John's post adds details to this previously posted sentence:

Heat sinks are colored dull black so that the minor
additional cooling from radiation will decrease the important
number - 'degrees C per watt'. But as John notes, the
additional cooling by radiation is minor.

That may be good for the written specification, but it is not what you
want for outdoor P.A. gear which may be used in strong sunshine; it will
absorb more radiant energy because of it.

I'm not sure that all polished metals reflect infra-red wavelengths
well, either. I have recollections of 'reflective' car tools getting
very hot when left lying around in the sunshine.

 

[Roger Hamlett]

That may be good for the written specification, but it is not what you
want for outdoor P.A. gear which may be used in strong sunshine; it will
absorb more radiant energy because of it.

I'm not sure that all polished metals reflect infra-red wavelengths
well, either. I have recollections of 'reflective' car tools getting
very hot when left lying around in the sunshine.

Yes. And some colours that can be quite 'unexpected', can be very good IR
radiators. Certain white paints, are actually good IR absorbers and
radiators in the NIR, and IR sections of the spectrum, while some quite
dark appearing coatings are poor (hint, normal 'anodised' aluminium is not
good in this section of the spectrum...).

Best Wishes

 

[Keith Williams]

Black and shiny are not colors.

Ok, black or shiny in the visible range may not be so black or
shiny in the far infra-red.

 

[John Larkin]

That may be good for the written specification, but it is not what you
want for outdoor P.A. gear which may be used in strong sunshine; it will
absorb more radiant energy because of it.

I'm not sure that all polished metals reflect infra-red wavelengths
well, either. I have recollections of 'reflective' car tools getting
very hot when left lying around in the sunshine.

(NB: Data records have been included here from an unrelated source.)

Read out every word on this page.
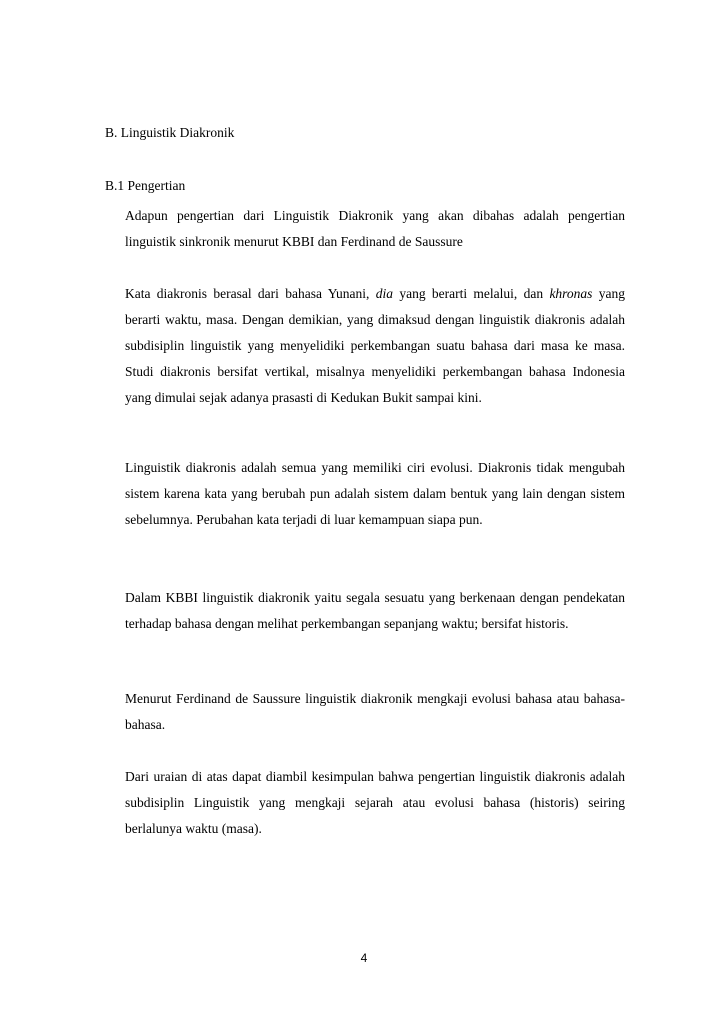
B. Linguistik Diakronik
B.1 Pengertian

Adapun pengertian dari Linguistik Diakronik yang akan dibahas adalah pengertian linguistik sinkronik menurut KBBI dan Ferdinand de Saussure

Kata diakronis berasal dari bahasa Yunani, dia yang berarti melalui, dan khronas yang berarti waktu, masa. Dengan demikian, yang dimaksud dengan linguistik diakronis adalah subdisiplin linguistik yang menyelidiki perkembangan suatu bahasa dari masa ke masa. Studi diakronis bersifat vertikal, misalnya menyelidiki perkembangan bahasa Indonesia yang dimulai sejak adanya prasasti di Kedukan Bukit sampai kini.

Linguistik diakronis adalah semua yang memiliki ciri evolusi. Diakronis tidak mengubah sistem karena kata yang berubah pun adalah sistem dalam bentuk yang lain dengan sistem sebelumnya. Perubahan kata terjadi di luar kemampuan siapa pun.

Dalam KBBI linguistik diakronik yaitu segala sesuatu yang berkenaan dengan pendekatan terhadap bahasa dengan melihat perkembangan sepanjang waktu; bersifat historis.

Menurut Ferdinand de Saussure linguistik diakronik mengkaji evolusi bahasa atau bahasa-bahasa.

Dari uraian di atas dapat diambil kesimpulan bahwa pengertian linguistik diakronis adalah subdisiplin Linguistik yang mengkaji sejarah atau evolusi bahasa (historis) seiring berlalunya waktu (masa).

4
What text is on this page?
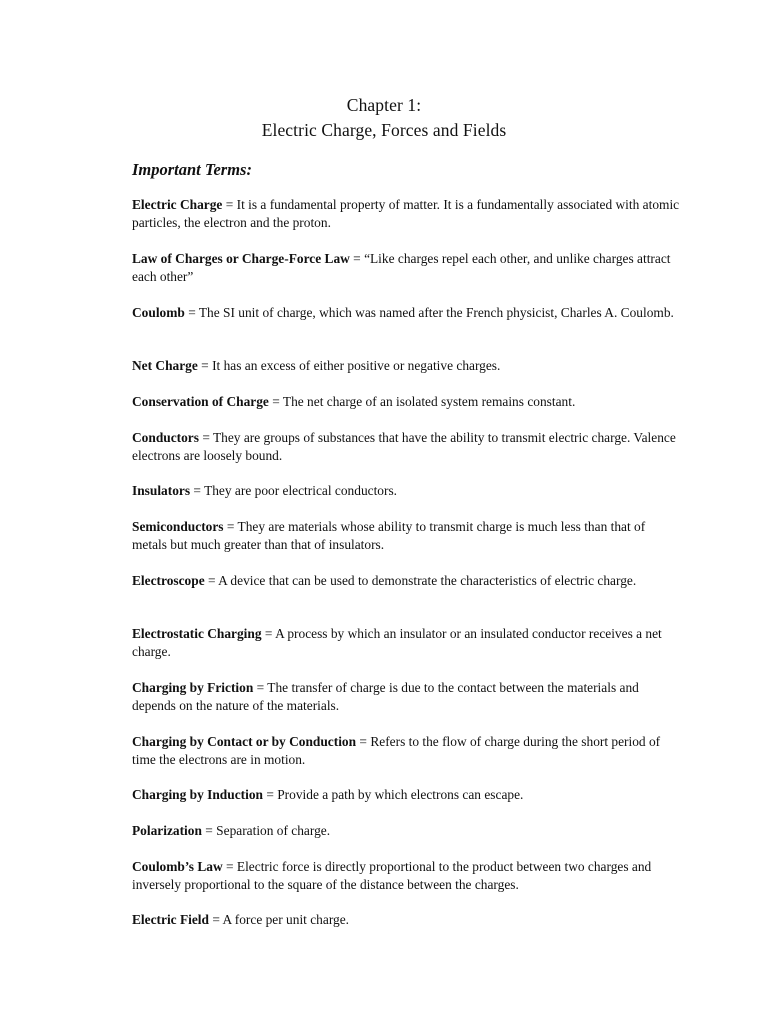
Chapter 1:
Electric Charge, Forces and Fields
Important Terms:
Electric Charge = It is a fundamental property of matter. It is a fundamentally associated with atomic particles, the electron and the proton.
Law of Charges or Charge-Force Law = “Like charges repel each other, and unlike charges attract each other”
Coulomb = The SI unit of charge, which was named after the French physicist, Charles A. Coulomb.
Net Charge = It has an excess of either positive or negative charges.
Conservation of Charge = The net charge of an isolated system remains constant.
Conductors = They are groups of substances that have the ability to transmit electric charge. Valence electrons are loosely bound.
Insulators = They are poor electrical conductors.
Semiconductors = They are materials whose ability to transmit charge is much less than that of metals but much greater than that of insulators.
Electroscope = A device that can be used to demonstrate the characteristics of electric charge.
Electrostatic Charging = A process by which an insulator or an insulated conductor receives a net charge.
Charging by Friction = The transfer of charge is due to the contact between the materials and depends on the nature of the materials.
Charging by Contact or by Conduction = Refers to the flow of charge during the short period of time the electrons are in motion.
Charging by Induction = Provide a path by which electrons can escape.
Polarization = Separation of charge.
Coulomb’s Law = Electric force is directly proportional to the product between two charges and inversely proportional to the square of the distance between the charges.
Electric Field = A force per unit charge.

While playing with my new IR thermometer, I tried measuring the light
fixture above my drafting table. The polished brass part measured well
over 100C with a thermocouple but barely above room temp with the IR.

John

 

[John - KD5YI]

According to the little prog I have, a heatsink of 100 sq cm area, 50
C above ambient, emissivity = 1.0, radiates a tad under 4 watts.
That's about 12.5 c/watt, and a 50C rise is pretty radical in most
apps. For a 30C rise, more reasonable maybe, it's more like 2 watts.

If it's inside a non-black box, some of its radiation will be
reflected back. Similarly, parallel fins mostly just radiate at each
other, which can defeat most of the radiative cooling effect.

John

So, how much power does it take to raise the 100 sq cm heatsink in your
first paragraph to 50C? How much of the total power is radiated?


John

 

[Daniel Lang]

Yes. And some colours that can be quite 'unexpected', can be very good IR
radiators. Certain white paints, are actually good IR absorbers and
radiators in the NIR, and IR sections of the spectrum, while some quite
dark appearing coatings are poor (hint, normal 'anodised' aluminium is not
good in this section of the spectrum...).

That is why telescope domes are painted white using a paint that is dark
in the thermal IR region. It mimimizes heat absorption during the day
and helps the domes cool off faster at night.

Daniel Lang